Con Rafaela, quien lo acompaña en sus viajes y apoya en sus proyectos, a quien describe como “cariñosa, una madre abnegada y apasionada, un modelo de mujer que ya no hay”, ha tratado de sembrar en sus hijos el amor al trabajo y a la naturaleza. Los frutos son ostensibles. Antonio es psiquiatra y Rafael es cirujano plástico, y viven en Estados Unidos, donde trabajan en el Manhattan Psychiatric Center, y en el Washington Hospital de la Universidad de Washington, respectivamente. Oscar, quien murió en un accidente de tránsito, se graduó de economista administrador en Houston University, al igual que Francisco. Este último, es el único que vive en el país y tiene una finca donde cría caballos. La tristeza se evidencia cuando menciona a sus nietos, cuatro en total, que están fuera del país.
Sin embargo, el legado de Convit no se reduce a su prole, que bien heredó su pasión por lo que han elegido como vocación. Pues, como bien señala Félix Tapia, inmunólogo, el Instituto de Biomedicina de Caracas “es la gran obra del médico y su verdadero legado al país, más allá del descubrimiento de la vacuna”.
Tras una vida prolífica, a los 90 años, este médico sostiene con vehemencia que no está cansado. Su único anhelo es continuar con el trabajo y preservar aquello que han conseguido, en el aspecto humano y material. De tal modo, resalta entre sus mayores logros el equipo de personas con las que cuenta, quienes han mostrado un alto nivel de compromiso con la medicina y con la comunidad. Esto, asegura, le proporciona la tranquilidad necesaria para que el asomo de la muerte no resulte abrumadora. Que, ¿si le teme a la muerte?. Afirma que no, pues esta es una manifestación de la democracia, pues llega a todos por igual. Él se autodefine como un demócrata por naturaleza.
Este punto coincide con la apreciación de Magali Ramírez, una de sus secretarias, quien le conoce desde hace más de 15 años. Ella, no sin algo de timidez, confiesa que de él ha aprendido la disciplina y el amor por el trabajo; y - aunque resulta difícil definir en pocas palabras cuáles son sus mayores virtudes - se atreve a señalar que “el doctor es incansable, es alguien que no se rinde nunca, siempre tiene algún proyecto y no está pensando en las dificultades sino en las ventajas que pueden alcanzarse”.

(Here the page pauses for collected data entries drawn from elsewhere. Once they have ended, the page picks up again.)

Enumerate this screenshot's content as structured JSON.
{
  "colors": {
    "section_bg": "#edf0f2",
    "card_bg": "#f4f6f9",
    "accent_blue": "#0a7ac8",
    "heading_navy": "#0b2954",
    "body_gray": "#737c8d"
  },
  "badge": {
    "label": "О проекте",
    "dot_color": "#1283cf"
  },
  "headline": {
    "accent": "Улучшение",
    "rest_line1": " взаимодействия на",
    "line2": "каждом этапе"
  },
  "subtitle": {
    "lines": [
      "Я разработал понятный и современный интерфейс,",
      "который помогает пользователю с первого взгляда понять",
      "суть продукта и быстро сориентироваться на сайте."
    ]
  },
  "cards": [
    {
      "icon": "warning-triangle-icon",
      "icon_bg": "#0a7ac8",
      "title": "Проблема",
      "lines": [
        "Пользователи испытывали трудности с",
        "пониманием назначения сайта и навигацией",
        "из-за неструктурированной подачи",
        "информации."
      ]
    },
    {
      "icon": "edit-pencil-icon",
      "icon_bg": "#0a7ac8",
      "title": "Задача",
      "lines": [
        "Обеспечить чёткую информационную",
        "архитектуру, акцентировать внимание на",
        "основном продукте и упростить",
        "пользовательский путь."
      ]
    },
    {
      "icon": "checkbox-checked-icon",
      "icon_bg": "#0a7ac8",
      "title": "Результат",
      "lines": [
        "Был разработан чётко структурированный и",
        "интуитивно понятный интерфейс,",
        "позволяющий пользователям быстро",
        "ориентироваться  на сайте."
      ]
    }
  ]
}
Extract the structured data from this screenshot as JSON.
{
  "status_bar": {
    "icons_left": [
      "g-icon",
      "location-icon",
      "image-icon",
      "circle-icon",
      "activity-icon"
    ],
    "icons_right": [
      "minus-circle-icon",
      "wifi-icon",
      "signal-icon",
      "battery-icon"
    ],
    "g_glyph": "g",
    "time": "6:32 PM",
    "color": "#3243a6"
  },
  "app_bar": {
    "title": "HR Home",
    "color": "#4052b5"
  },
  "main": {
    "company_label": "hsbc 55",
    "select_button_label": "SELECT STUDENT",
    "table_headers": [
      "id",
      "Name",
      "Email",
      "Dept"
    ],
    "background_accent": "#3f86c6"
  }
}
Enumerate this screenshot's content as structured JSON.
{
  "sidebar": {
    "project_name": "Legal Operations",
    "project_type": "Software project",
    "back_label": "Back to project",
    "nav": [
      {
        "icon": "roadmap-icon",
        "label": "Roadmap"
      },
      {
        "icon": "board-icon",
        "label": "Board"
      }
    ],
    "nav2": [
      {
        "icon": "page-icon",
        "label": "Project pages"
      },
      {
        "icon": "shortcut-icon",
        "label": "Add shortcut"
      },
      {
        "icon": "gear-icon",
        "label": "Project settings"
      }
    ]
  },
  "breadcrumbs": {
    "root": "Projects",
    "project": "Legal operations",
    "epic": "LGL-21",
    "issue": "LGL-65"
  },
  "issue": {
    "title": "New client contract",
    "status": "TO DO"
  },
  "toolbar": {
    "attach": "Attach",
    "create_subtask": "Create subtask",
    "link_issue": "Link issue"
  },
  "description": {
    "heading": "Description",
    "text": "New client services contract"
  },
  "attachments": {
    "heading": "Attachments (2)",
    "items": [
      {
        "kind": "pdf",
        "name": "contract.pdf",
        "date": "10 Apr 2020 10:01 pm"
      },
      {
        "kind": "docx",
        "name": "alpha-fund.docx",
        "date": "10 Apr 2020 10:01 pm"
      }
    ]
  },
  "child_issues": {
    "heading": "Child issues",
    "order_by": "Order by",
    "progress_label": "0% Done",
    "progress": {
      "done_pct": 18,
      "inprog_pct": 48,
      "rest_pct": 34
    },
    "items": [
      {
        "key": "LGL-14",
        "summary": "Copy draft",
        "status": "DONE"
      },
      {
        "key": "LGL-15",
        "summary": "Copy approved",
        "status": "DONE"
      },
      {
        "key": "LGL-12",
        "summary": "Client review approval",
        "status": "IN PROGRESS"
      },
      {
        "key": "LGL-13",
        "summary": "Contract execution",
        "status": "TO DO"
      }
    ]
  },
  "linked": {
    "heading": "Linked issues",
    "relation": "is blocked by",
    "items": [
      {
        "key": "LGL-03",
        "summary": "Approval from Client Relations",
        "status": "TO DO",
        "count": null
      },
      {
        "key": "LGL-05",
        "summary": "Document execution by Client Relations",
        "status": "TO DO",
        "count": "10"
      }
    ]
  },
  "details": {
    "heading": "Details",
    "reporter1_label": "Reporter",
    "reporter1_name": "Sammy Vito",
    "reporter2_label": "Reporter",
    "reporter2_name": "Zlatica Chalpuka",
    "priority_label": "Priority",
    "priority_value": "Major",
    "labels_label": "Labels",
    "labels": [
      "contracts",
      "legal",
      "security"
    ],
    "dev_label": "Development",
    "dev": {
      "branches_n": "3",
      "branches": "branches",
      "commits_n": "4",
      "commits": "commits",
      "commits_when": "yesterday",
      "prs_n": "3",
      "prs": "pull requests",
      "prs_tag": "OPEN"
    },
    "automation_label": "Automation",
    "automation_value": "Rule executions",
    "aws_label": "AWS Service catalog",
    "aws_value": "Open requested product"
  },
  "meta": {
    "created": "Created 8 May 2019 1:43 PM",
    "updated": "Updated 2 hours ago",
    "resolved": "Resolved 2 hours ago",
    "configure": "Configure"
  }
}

Aunque su labor haya sido ardua, Convit no ha dejado de lado su afición de hacer actividades al aire libre, aunque éste ya no sea tan puro como antes. Además, de un tiempo a esta parte, el estudio de la filosofía capta su interés, quizá porque la búsqueda de respuestas no ha cesado para quien ve con pláceme la importancia que ha cobrado la defensa de los derechos humanos. “No hay nada como luchar por el bienestar del hombre. El ser humano necesita sentirse respetado, tener autonomía y poder participar de forma activa en todas las actividades que lo rodean. Cuando las personas sienten que tienen voz y voto en su propia vida, están más felices”.1
Quien tiene tales inclinaciones, que sin rayar en la filantropía han marcado su existencia, señala que, cree en Dios, pero desde una óptica personal: este no está en el firmamento, distante del hombre, sino muy a su lado permanentemente.
Convit, el médico humanista y padre de familia, se perfila como un hombre que, sin autodefinirse como un soñador, pudo darle esperanzas a quienes tenían sus vidas sumidas en una pesadilla, producto de dos males voraces: la lepra y los prejuicios.